Hi Arnuld
It is most important to keep the Slurm version the same across the board.
As you are mentioning the "deb" package I am assuming all of your nodes are of a debian-based distribution that should be close enough for each other. However, Debian based distros are not as "binary compatible" as RHEL based distros (Say, RHEL, Alma, Rocky, CentOS, Oracle, Fedora etc.), thus even though they all use "deb" package, it would be better to avoid sharing deb across different distros.
If all of your distros have a similar package version for the
dependencies (say, at least on glibc level), except for different way to
name a package (e.g. apache2 - httpd), that would potentially allow you
to run the same slurm on other distros. In this case, you may work
around them by using the DEBIAN/control Depends field to list all of the
potential names for each dependency.
Static linking packages or using a conda-like environment may help you more if those distros are more different and require a rebuild per distro. Otherwise, it would probably make more sense to just build them on each and every node based on the feature they need (say, ROCm or nvml makes no sense on a node without such devices).
More complex structure does indeed require more maintenance work. I
got quite tired of it and decided to just ship with RHEL-family OS for
all computer nodes and let those who are more familiar with whatever
distro to start one up with singularity or docker by themselves.
Sincerely,
S. Zhang
--
slurm-users mailing list -- slurm...@lists.schedmd.com
To unsubscribe send an email to slurm-us...@lists.schedmd.com
--
Hi Arnuld,
What I would probably do is to build one for each distro and
install them either directly into /usr/local or using deb package.
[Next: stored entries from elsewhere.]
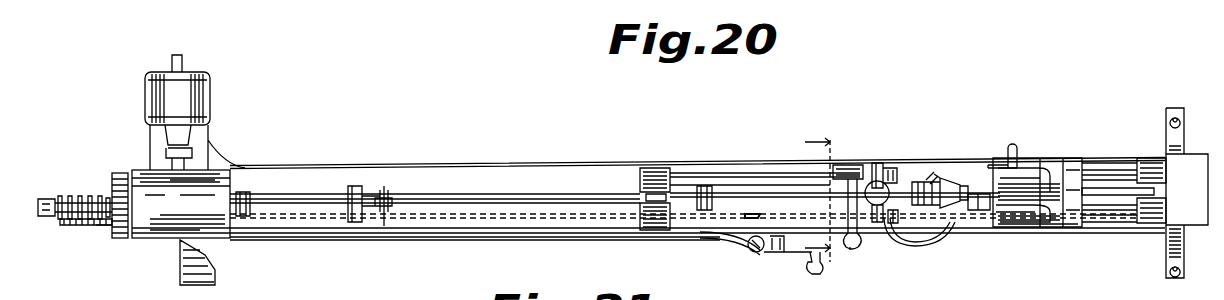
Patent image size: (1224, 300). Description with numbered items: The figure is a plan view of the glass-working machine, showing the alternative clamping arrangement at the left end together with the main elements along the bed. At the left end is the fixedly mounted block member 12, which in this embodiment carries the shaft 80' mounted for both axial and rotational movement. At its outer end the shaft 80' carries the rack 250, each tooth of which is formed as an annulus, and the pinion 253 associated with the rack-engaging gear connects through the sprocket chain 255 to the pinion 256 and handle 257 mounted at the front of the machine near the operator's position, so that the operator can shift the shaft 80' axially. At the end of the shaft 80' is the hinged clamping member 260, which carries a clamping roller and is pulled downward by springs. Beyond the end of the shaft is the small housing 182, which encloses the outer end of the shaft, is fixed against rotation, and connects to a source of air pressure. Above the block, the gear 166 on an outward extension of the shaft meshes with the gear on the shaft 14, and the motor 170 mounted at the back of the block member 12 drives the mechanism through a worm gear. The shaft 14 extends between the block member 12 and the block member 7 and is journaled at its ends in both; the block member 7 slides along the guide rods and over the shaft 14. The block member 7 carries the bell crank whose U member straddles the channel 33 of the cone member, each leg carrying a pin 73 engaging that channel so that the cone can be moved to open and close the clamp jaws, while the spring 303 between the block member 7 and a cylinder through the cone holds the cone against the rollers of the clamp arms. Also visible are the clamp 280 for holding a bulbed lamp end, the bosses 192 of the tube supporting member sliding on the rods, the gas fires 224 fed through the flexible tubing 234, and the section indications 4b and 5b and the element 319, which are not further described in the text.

The block member 12 is at (181, 204).
The motor 170 is at (210, 94).
The gear 166 is at (120, 174).
The rack 250 is at (80, 196).
The small housing 182 is at (46, 199).
The pinion 253 is at (72, 226).
The sprocket chain 255 is at (100, 226).
The shaft 80' is at (279, 176).
The hinged clamping member 260 is at (374, 190).
The section line 4b is at (803, 193).
The section line 5b is at (810, 243).
The pinion 256 is at (748, 250).
The handle 257 is at (804, 262).
The bosses 192 is at (851, 165).
The gas fires 224 is at (882, 168).
The clamp 280 is at (926, 208).
The flexible tubing 234 is at (920, 247).
The pin 73 is at (946, 182).
The spring 303 is at (989, 212).
The channel 33 is at (995, 180).
The block member 7 is at (1038, 184).
The shaft 14 is at (1108, 188).
The handle 319 is at (851, 252).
The DEBIAN/control is used by apt to manage a couple of things, such as indexing so apt search shows what this package is for, which package it could replace, which packages are recommended to be installed with it, and which packages need to be installed before this can work.
For those machines with a certain brand of GPU, you would need a
slurm that is configured and compiled with such option ON, and
such device driver in the DEBIAN/control to allow apt to check the
driver on the machine meets the requirement of your deb package.
You can forget about the second part if you are not using deb
packages and just compile - run the slurm on the client machine.
The last thing he mentioned is about the slurm versions. A slurm client of lower version (say 23.02) should be able to talk to a slurmctld of higher version (say 23.11) just fine, though the reverse do not apply. For dependency management it is of such complexity that maintaining a distribution of Linux is quite some work - I knew it as I am a maintainer of a Linux distro that uses dpkg packages, but without a debian root and uses a different cli tool etc.
In fact I am more worried about how the users would benefit from such a mixture of execution environments - a misstep in configuration or a user submitting job without specifying enough info on what they asks for would probably make the user's job works or does not work purely by chance of which node it got executed, and which environment the job's executables are built against. It probably need a couple of "similar" nodes to allow users benefiting from the job queue to send their job to the place where available.
Good luck with your setup
Sincerely,
S. Zhang